LEGISLAÇÃO

 

As Diretivas Antecipadas de Vontade possuem sentido mais amplo pois além de incluir o Testamento Vital também permite ao indivíduo dispor sobre outros desejos: doação ou não de órgãos e tecidos, destinação do próprio corpo e até mesmo designando uma terceira pessoa, ou seja, um representante designado para tomar as medidas necessárias para implementar a vontade do paciente, quando incapaz de decidir ou de se comunicar, hipótese na qual se constitui o mandado duradouro.

 

 

No Brasil não há uma lei específica que regule as Diretivas Antecipadas de Vontade.

Resolução 1995/2012 CFM

 

A Resolução 1.995, do Conselho Federal de Medicina (CFM), estabelece os critérios para que qualquer pessoa – desde que maior de idade e plenamente consciente – possa definir junto ao seu médico quais os limites de terapêuticos na fase terminal

 

Reconhece o Testamento Vital, se fundamenta na autonomia da vontade do paciente, bem como na dignidade humana prevista na Constituição, o que lhe assegura validade legal.

 

Sob o nome formal de diretiva antecipada de vontade, mas já conhecido como testamento vital, trata-se do registro do desejo expresso do paciente em documento, o que permitirá que a equipe que o atende tenha o suporte legal e ético para cumprir essa orientação.

 

 

  • O que consta num Testamento Vital deve prevalecer sobre os desejos da família, cabendo ao médico atender ao disposto na Diretiva Antecipada de Vontade, e solicitar que a mesma seja incorporada ao prontuário médico, e que seja respeitada mesmo quando o paciente se encontrar inconsciente.

Enunciado 37/2014 CNJ

 

Enunciado 37, aprovado na Plenária da I Jornada de Direito da Saúde do Conselho Nacional de Justiça em 15/05/2014, em São Paulo.

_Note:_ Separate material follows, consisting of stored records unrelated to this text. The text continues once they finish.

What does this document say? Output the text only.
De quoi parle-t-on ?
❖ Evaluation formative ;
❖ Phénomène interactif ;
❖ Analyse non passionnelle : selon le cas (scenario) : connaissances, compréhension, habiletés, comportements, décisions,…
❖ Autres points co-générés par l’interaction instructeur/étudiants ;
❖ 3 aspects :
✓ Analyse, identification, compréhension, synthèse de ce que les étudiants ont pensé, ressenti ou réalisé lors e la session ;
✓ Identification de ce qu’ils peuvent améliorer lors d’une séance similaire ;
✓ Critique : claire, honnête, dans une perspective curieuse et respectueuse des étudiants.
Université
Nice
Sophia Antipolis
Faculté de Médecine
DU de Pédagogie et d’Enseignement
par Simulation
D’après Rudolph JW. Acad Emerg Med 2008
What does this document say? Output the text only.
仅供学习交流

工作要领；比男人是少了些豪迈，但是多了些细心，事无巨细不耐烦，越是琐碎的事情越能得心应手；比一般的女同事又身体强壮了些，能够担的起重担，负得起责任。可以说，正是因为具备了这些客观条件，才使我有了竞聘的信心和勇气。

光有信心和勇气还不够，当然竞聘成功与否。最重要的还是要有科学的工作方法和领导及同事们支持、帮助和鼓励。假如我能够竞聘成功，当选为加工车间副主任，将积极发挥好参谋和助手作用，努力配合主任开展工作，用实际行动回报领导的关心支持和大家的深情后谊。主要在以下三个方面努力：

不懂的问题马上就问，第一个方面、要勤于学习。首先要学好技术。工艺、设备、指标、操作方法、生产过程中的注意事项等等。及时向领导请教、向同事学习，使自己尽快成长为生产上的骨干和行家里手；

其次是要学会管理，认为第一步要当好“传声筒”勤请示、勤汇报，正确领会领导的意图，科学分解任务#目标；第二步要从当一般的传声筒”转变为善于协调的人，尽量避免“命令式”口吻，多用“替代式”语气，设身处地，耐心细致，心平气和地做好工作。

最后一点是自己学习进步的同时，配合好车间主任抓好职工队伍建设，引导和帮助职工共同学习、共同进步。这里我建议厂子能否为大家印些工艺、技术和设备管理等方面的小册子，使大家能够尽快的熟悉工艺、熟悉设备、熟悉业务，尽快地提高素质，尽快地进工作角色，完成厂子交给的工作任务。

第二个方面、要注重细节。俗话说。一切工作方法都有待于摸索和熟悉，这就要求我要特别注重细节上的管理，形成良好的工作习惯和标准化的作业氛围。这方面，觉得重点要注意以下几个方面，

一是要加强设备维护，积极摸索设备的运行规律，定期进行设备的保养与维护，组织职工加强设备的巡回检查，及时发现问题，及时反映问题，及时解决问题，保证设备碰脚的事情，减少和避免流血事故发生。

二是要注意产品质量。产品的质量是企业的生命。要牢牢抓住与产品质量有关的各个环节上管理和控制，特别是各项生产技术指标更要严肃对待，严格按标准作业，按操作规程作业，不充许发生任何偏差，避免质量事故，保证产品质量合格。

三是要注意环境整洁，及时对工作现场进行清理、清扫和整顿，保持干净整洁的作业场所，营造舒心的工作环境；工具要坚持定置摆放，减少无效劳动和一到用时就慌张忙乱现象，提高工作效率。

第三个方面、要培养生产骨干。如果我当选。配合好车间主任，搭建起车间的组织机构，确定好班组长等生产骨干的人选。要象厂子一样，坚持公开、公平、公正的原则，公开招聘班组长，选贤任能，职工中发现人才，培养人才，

E dispõe:

 

“As diretivas ou declarações antecipadas de vontade, que especificam os tratamentos médicos que o declarante deseja ou não se submeter quando incapacitado de expressar-se autonomamente, devem ser feitas preferencialmente por escrito, por instrumento particular, com duas testemunhas, ou público, sem prejuízo de outras formas inequívocas de manifestação admitidas em direito.”

Resolução 1805/2006 CFM

 

Esta Resolução 1.805 de 2006 do Conselho Federal de Medicina (CFM) regulamenta a Ortotanásia: que não pretende provocar a morte, mas se trata de não combater a morte, com tecnologia excessiva e desproporcional, permitindo que ocorra o curso natural do processo de morte.

Resolução 1931/2009 CFM

 

A Resolução 1931, de 24 de setembro de 2009, edita o Novo Código de Ética Médica, destacando o respeito à autonomia da vontade do paciente como uma de suas premissas fundamentais, especialmente no art. 24(9), quando deixa claro que o direito de decisão livre é do paciente, sendo vedado ao profissional médico não garantir esse direito. O novo código se pauta na possibilidade de permissão da Ortotanásia, ponderando seu respeito com a dignidade da pessoa humana.